Adjusted operating income (a non-GAAP measure) for the third quarter of 2020 was $234 million, which excludes adjustments totaling $283 million before tax, mainly related to asset impairments, restructuring and separation related charges. A complete list of the adjusting items and associated reconciliation from GAAP has been provided in Table 1a in the section entitled “Charges and Credits.” Adjusted operating income for the third quarter was up 124% sequentially, driven by increased volume and productivity. Adjusted operating income was down 45% year-over-year driven by lower margins in the Oilfield Services, and Digital Solutions segments, partially offset by volume in Turbomachinery & Process Solutions, and margin expansion in Oilfield Equipment.
Depreciation and amortization for the third quarter of 2020 was $315 million.
Corporate costs were $115 million in the third quarter of 2020, down 2% sequentially and up 5% year-over-year.
Other Financial Items
Income tax expense in the third quarter of 2020 was $6 million. Included in income tax is a $42 million benefit related to the CARES Act. This benefit has been excluded from adjusted earnings per share.
Other non-operating loss in the third quarter of 2020 was $149 million.

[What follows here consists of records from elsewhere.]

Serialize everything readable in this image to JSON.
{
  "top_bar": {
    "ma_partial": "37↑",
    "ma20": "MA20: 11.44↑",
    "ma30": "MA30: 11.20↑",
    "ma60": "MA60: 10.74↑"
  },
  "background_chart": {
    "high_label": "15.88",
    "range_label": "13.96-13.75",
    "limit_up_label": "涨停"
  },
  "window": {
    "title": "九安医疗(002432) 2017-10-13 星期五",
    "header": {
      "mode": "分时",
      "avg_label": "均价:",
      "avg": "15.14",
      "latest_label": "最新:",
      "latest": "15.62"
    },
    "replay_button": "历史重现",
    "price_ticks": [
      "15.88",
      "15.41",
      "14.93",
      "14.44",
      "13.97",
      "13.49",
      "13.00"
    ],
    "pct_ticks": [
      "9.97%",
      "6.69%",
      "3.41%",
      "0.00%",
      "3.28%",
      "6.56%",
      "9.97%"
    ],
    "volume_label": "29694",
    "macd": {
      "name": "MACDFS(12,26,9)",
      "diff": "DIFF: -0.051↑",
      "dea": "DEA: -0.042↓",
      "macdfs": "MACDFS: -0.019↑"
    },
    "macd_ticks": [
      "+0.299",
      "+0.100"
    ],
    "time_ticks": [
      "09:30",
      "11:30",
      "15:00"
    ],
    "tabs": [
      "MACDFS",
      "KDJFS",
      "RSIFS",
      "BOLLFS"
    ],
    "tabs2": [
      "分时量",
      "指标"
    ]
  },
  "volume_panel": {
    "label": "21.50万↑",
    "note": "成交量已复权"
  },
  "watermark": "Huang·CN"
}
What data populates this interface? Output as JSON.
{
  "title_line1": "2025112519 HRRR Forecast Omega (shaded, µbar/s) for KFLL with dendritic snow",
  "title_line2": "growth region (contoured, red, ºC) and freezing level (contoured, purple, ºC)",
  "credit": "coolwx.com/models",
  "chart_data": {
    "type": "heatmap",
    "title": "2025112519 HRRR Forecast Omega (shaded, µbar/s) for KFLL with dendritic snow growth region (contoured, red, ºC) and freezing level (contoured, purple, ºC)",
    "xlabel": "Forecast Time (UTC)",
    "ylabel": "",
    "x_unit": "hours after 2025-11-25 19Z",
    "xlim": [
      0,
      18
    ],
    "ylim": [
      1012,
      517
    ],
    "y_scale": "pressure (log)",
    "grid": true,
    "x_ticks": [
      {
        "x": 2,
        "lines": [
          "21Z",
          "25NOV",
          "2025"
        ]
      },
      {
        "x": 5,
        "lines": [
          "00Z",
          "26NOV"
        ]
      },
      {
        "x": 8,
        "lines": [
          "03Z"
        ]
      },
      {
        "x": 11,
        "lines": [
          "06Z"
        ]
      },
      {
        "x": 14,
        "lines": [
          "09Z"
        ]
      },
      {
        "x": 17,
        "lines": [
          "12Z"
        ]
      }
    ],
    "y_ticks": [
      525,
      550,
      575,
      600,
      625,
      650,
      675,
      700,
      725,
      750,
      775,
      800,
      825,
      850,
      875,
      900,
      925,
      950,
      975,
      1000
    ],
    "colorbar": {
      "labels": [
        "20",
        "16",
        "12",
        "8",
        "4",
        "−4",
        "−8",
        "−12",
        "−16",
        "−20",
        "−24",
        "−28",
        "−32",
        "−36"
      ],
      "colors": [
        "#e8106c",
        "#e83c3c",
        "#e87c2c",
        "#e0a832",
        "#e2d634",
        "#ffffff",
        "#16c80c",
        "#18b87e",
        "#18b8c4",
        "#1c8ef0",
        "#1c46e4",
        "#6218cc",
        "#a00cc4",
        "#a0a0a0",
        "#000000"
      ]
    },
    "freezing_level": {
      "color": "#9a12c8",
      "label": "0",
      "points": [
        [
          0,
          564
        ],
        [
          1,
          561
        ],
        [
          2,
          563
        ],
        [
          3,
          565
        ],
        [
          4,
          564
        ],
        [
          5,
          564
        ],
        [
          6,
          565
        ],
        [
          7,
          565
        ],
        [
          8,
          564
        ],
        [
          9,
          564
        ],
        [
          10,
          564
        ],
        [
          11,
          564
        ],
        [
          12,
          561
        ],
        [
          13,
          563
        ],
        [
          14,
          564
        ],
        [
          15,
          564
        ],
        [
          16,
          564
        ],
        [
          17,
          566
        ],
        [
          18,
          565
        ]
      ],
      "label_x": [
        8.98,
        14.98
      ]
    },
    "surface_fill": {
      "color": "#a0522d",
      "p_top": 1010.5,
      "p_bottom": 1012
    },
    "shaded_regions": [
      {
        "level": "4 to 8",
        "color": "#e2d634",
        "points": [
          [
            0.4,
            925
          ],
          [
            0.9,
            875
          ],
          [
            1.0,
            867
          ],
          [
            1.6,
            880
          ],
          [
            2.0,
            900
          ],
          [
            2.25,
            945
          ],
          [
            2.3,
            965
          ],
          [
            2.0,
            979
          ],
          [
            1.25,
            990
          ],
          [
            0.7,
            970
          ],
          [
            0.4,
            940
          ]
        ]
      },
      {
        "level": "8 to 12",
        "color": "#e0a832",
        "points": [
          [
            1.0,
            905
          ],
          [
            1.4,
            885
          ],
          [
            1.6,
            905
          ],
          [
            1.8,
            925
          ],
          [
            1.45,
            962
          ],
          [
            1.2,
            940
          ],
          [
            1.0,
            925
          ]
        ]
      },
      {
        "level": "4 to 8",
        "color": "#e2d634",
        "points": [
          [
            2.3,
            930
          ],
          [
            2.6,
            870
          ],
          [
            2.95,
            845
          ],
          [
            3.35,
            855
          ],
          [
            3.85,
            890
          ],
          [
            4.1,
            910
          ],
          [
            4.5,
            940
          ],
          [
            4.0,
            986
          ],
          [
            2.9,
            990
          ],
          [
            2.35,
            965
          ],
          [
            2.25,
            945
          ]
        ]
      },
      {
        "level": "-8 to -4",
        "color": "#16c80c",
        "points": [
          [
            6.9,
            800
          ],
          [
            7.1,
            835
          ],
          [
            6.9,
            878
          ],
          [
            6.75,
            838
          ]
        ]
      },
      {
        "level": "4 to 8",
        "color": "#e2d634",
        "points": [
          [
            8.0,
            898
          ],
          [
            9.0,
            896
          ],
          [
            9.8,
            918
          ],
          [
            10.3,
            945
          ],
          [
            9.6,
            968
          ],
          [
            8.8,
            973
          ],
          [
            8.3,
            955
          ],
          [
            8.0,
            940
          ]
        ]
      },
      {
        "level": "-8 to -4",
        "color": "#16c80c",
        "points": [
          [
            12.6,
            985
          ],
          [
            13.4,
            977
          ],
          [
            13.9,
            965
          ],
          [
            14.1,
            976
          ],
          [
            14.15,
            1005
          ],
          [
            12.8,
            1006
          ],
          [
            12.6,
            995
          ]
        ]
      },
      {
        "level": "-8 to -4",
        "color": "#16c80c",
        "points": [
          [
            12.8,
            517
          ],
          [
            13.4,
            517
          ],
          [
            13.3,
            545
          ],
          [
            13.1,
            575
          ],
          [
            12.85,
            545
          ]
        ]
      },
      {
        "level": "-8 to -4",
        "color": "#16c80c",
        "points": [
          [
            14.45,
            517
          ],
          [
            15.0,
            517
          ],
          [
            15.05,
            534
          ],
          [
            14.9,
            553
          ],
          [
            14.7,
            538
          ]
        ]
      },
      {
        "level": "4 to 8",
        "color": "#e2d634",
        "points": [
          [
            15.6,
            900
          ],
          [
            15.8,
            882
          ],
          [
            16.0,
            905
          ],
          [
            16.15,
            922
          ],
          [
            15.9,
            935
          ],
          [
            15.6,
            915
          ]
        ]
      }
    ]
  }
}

Included in other non-operating loss was a $132 million loss primarily related to the write-down of assets held for sale.
GAAP diluted loss per share was $(0.25). Adjusted diluted earnings per share was $0.04. Excluded from adjusted diluted earnings per share were all items listed in Table 1a in the section entitled "Charges and Credits" as well as the "other adjustments (non-operating)" found in Table 1b.
Cash flow from operating activities was $219 million for the third quarter of 2020. Free cash flow (a non-GAAP measure) for the quarter was $52 million. A reconciliation from GAAP has been provided in Table 1c in the section entitled "Charges and Credits."
Capital expenditures, net of proceeds from disposal of assets, were $167 million for the third quarter of 2020.